Radiation Levels Spiked for Navy Responders to Japan Nuke Disaster, Report Says

The aircraft carrier USS Ronald Reagan conducts a countermeasure wash down to decontaminate the flight deck while the ship is operating off the coast of Japan in 2011.

The aircraft carrier USS Ronald Reagan conducts a countermeasure wash down to decontaminate the flight deck while the ship is operating off the coast of Japan in 2011. Defense Department

Officials maintain the worst-case exposure for crew members was less than 25 percent of the annual radiation exposure from natural sources.

The USS Ronald Reagan aircraft carrier experienced radiation levels 30 times above normal while its crew conducted disaster relief operations off the coast of Japan in March 2011 after a tsunami damaged reactors at the Fukushima Daiichi Nuclear Power Plant, according to a new analysis published on Monday.

That analysis came just days after 79 Reagan crewmen filed an amended lawsuit in federal court in San Diego against the plant’s operator, Tokyo Electric Power Co. The plaintiffs seek $1 billion in damages, claiming the company was negligent in construction and operation of the plant and during the subsequent meltdown of its reactors following the tsunami March 11, 2011.

Kyle Cleveland, a sociology professor at Temple University Japan, cited transcripts of a conference call between high level Navy and Energy Department officials in an article in the Asia-Pacific Journal, “Mobilizing Nuclear Bias: The Fukushima Nuclear Crisis and the Politics of Uncertainty.” The transcripts, which Cleveland obtained through the Freedom of Information Act, show concern among U.S. officials discussing the level of radioactivity on the Reagan on March 13.

In that transcript, Adm. Kirkland H. Donald, at the time director of naval nuclear propulsion, said the level of radioactivity in the plume emitted from the plant “was probably more significant than what we had originally thought.” 

Troy Mueller, deputy administrator for naval reactors at Energy, said the radiation is “about 30 times what you would detect just on a normal air sample out at sea . . . So it's much greater than what we had thought. We didn't think we would detect anything at 100 miles.”

On the call, Deputy Secretary of Energy Daniel Poneman asked Mueller if the radiation detected on the Reagan “is significantly higher than anything you would have expected?”  Mueller answered, “Yes sir.”

Mueller also said that after 10 hours, the amount of radiation experienced on the ship could become a “thyroid dose issue.”  Overdoses of radiation can destroy the thyroid gland.

Navy spokeswoman Lt. Cmdr. Sarah Flaherty said in an email that a tri-service dose assessment and registry working group determined that the highest whole body dose to any Reagan crewmember is much lower than levels of radiation exposure associated with the occurrence of long-term health effects.

She said the worst-case radiation exposure for a crewmember on USS Ronald Reagan was less than 25 percent of the annual radiation exposure to a member of the U.S. public from natural sources of background radiation, such as the sun, rocks and soil.

During the disaster relief operation, Flaherty said, the Navy took proactive measures to control, reduce, and mitigate the levels of Fukushima-related contamination on U.S. Navy ships and aircraft. “Ship's company used sensitive instruments to identify areas containing radioactivity, took action to control the spread of the radioactivity, and washed and cleaned areas of the ship that contained radioactivity,” Flaherty said.

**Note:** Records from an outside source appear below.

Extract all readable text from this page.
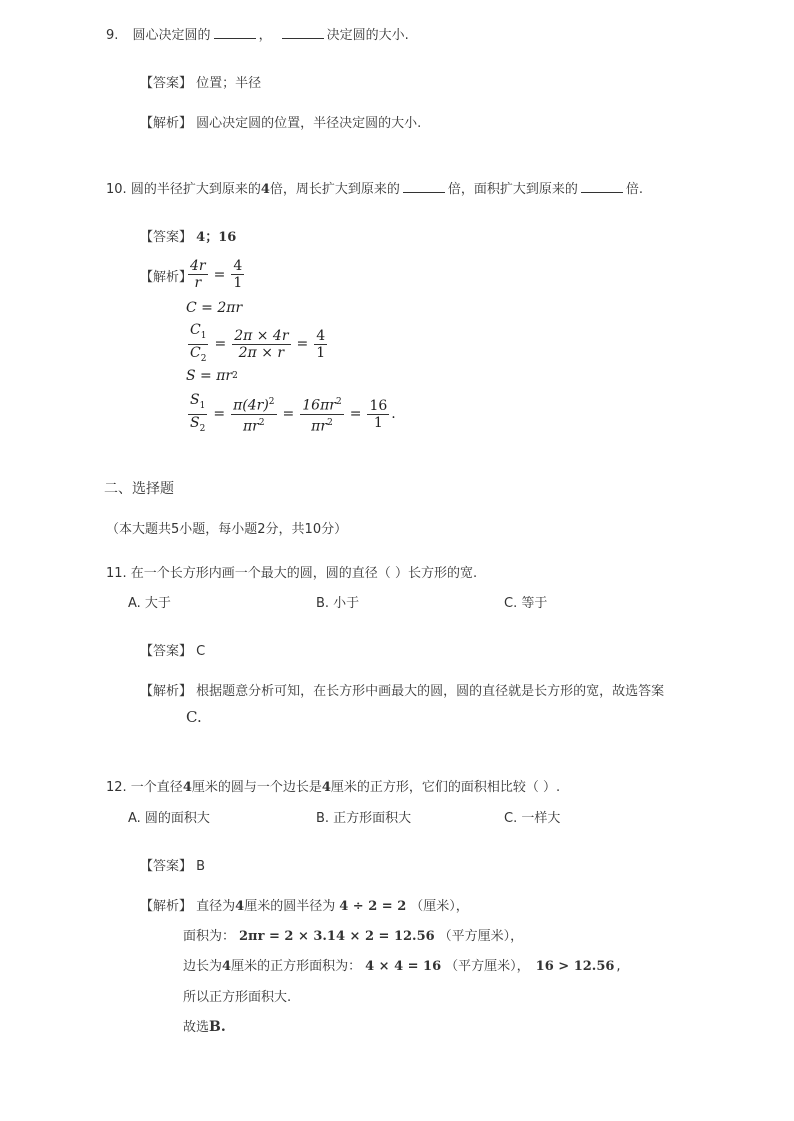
9. 圆心决定圆的	，	决定圆的大小.
【答案】 位置；半径
【解析】 圆心决定圆的位置，半径决定圆的大小.
10. 圆的半径扩大到原来的4倍，周长扩大到原来的	倍，面积扩大到原来的	倍.
【答案】 4；16
【解析】
$\frac{4r}{r} = \frac{4}{1}$
C = 2πr
$\frac{C_1}{C_2} = \frac{2\pi \times 4r}{2\pi \times r} = \frac{4}{1}$
S = πr 2
$\frac{S_1}{S_2} = \frac{\pi(4r)^2}{\pi r^2} = \frac{16\pi r^2}{\pi r^2} = \frac{16}{1}$ .
二、选择题
（本大题共5小题，每小题2分，共10分）
11. 在一个长方形内画一个最大的圆，圆的直径（ ）长方形的宽.
A. 大于	B. 小于	C. 等于
【答案】 C
【解析】 根据题意分析可知，在长方形中画最大的圆，圆的直径就是长方形的宽，故选答案
C.
12. 一个直径4厘米的圆与一个边长是4厘米的正方形，它们的面积相比较（ ）.
A. 圆的面积大	B. 正方形面积大	C. 一样大
【答案】 B
【解析】 直径为4厘米的圆半径为 4 ÷ 2 = 2 （厘米），
面积为： 2πr = 2 × 3.14 × 2 = 12.56 （平方厘米），
边长为4厘米的正方形面积为： 4 × 4 = 16 （平方厘米）， 16 > 12.56 ,
所以正方形面积大.
故选B.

“Potentially contaminated personnel were surveyed with sensitive instruments and, if necessary, decontaminated. The low levels of radioactivity from the Fukushima nuclear power plant identified on U.S. Navy ships, their aircraft, and their personnel were easily within the capability of ship's force to remedy,” Flaherty said

The law firm Bonner & Bonner, based in Sausalito, Calif., charged in its lawsuit against Tokyo Electric Power that crewmen on the Reagan exposed to radiation from the Fukushima plant “now endure a lifetime of radiation poisoning and suffering which could have and should have been avoided,” if the company had not been negligent in construction and operation of the facility.

The suit also charged that sailors aboard the Reagan “have been and will be required to undergo further medical testing, evaluation and medical procedures, including but not limited to chelation therapy, bone marrow transplants and/or genetic reprogramming.”

Sailors on the Reagan were exposed to both airborne radiation and radiation from contaminated seawater, the suit said. One plaintiff said the ship was taking in sea water, “but obviously the ship can't filter out the radiation. Water we all showered with, drank, brushed our teeth, and had our food cooked with.”

Tokyo Electric Power registered as a California foreign corporation in 2003. As a result, TEPCO is subject to the jurisdiction of the United States Federal District Court, the suit said.